Его сюда мать привезла, сам бы он ни за какие калачи не поехал, но она с докторами сговорилась, видно, что только климат теплого моря и сможет поставить его на ноги. Упирался он, да куда там, если все против одного!
Валерка моря не понял. Величина воды ошеломила его: в такой безбрежности разве рыбу возьмешь? Однажды он наковырял все-таки червей в сдобренной черноземом клумбе приморского парка, побродил возле воды, соленой и странно-цветной, потом вернулся и вытряхнул банку над той же клумбой: "Живите, кому вы в море-то нужны?"
С нетерпением поджидал Валерка первых дней учебы на новом месте, и опять неудача: в его классе никто не рыбалил. Летом - пожалуйста, а в осень и зиму желающих и понимающих не находилось. Летом, оказывается, они ловили окуньков и карасиков, зеленух и песчаных бычков - что на крючок попадет.
Очень быстро узналось от одноклассников, что морской окунь, как и озерный, полосат, а карась точно также сплющен с боков. Узналось, что иные виды зеленушек набирают вес до полукилограмма и таких называют по-евпаторийски лапинами. Что ловят в основном рыбу на рыбу: добыл окунька или ставридку - порежь мелко на наживку и продолжай удить.
Его наперебой просвещали, не пряча секретов, только успевай запоминать! А главное, уразумел он, наконец, и поверил в то, что, хотя море и большое, рыба в нем кормится все-таки из-под берега. Как в озере, как в речке.
Однако, по-прежнему, стоило Валерке заикнуться об осенней рыбалке, мальчишки теряли к разговору всякий интерес.
- Пошли уж лучше дроздов бить! - предлагали они.
То были первые послевоенные зимы, и в Евпаторию они приходили столь же голодными, как и повсюду. Дрозды осенью скучали, зобастые от жира, и их сшибали из рогаток в приморском парке. Взрослые бранились, конечно, но не до крайностей, признавая все-таки за пацанами мужское право на выживаемость: бульоны из осенних дроздов получались не хуже куриных.
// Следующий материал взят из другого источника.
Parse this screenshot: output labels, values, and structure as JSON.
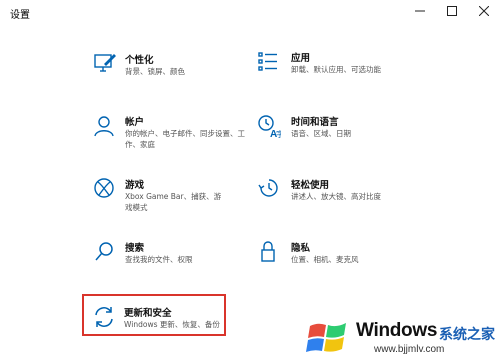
{
  "window": {
    "title": "设置",
    "minimize_icon": "minimize-icon",
    "maximize_icon": "maximize-icon",
    "close_icon": "close-icon"
  },
  "accent_color": "#0063b1",
  "highlight_color": "#d9342b",
  "categories": [
    {
      "label": "个性化",
      "desc": "背景、锁屏、颜色",
      "icon": "personalization-icon"
    },
    {
      "label": "应用",
      "desc": "卸载、默认应用、可选功能",
      "icon": "apps-icon"
    },
    {
      "label": "帐户",
      "desc": "你的帐户、电子邮件、同步设置、工作、家庭",
      "icon": "accounts-icon"
    },
    {
      "label": "时间和语言",
      "desc": "语音、区域、日期",
      "icon": "time-language-icon"
    },
    {
      "label": "游戏",
      "desc": "Xbox Game Bar、捕获、游戏模式",
      "icon": "xbox-icon"
    },
    {
      "label": "轻松使用",
      "desc": "讲述人、放大镜、高对比度",
      "icon": "ease-of-access-icon"
    },
    {
      "label": "搜索",
      "desc": "查找我的文件、权限",
      "icon": "search-icon"
    },
    {
      "label": "隐私",
      "desc": "位置、相机、麦克风",
      "icon": "lock-icon"
    },
    {
      "label": "更新和安全",
      "desc": "Windows 更新、恢复、备份",
      "icon": "update-icon"
    }
  ],
  "watermark": {
    "brand": "Windows",
    "cn": "系统之家",
    "url": "www.bjjmlv.com"
  }
}
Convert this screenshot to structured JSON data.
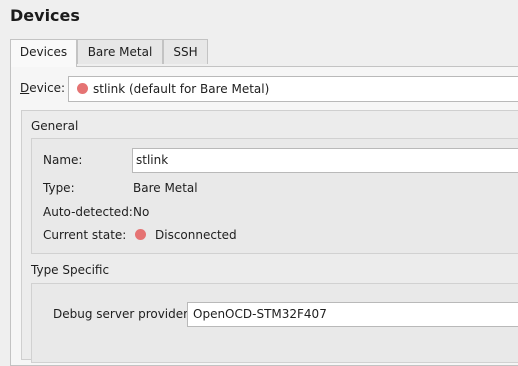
{
  "page_title": "Devices",
  "tabs": [
    {
      "label": "Devices",
      "active": true
    },
    {
      "label": "Bare Metal",
      "active": false
    },
    {
      "label": "SSH",
      "active": false
    }
  ],
  "device": {
    "label_prefix": "D",
    "label_rest": "evice:",
    "selected": "stlink (default for Bare Metal)",
    "status_color": "#e57373"
  },
  "general": {
    "title": "General",
    "name_label": "Name:",
    "name_value": "stlink",
    "type_label": "Type:",
    "type_value": "Bare Metal",
    "auto_label": "Auto-detected:",
    "auto_value": "No",
    "state_label": "Current state:",
    "state_value": "Disconnected",
    "state_color": "#e57373"
  },
  "type_specific": {
    "title": "Type Specific",
    "debug_label": "Debug server provider:",
    "debug_value": "OpenOCD-STM32F407"
  }
}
Понадобилось время, чтобы сообразил Валерка, отчего его новые друзья оставались равнодушными к зимнему морю.
Они любили его и знали теплым и только теплым. В пору летних каникул их дома не видели, они убегали к воде с рассветом и возвращались в сумерки. Вся голопузая летняя их жизнь проходила на берегу, который становился продолжением двора, и в зарослях дикой маслины, в песчаных дюнах, постоянно наступавших с ветрами на аллеи парка, кипели военные игры. И кипели забавы на воде... По холодало море - и интерес к нему обрывался резко, сразу. Почему так происходило? Причиной тому была не столько невзрачная одежонка, продуваемая ветрами, сколько постоянная тоска по теплу и уюту после передряг войны и эвакуации, после потерь едва ли не в каждой семье. Коченеющее море они не воспринимали и не стремились его полюбить.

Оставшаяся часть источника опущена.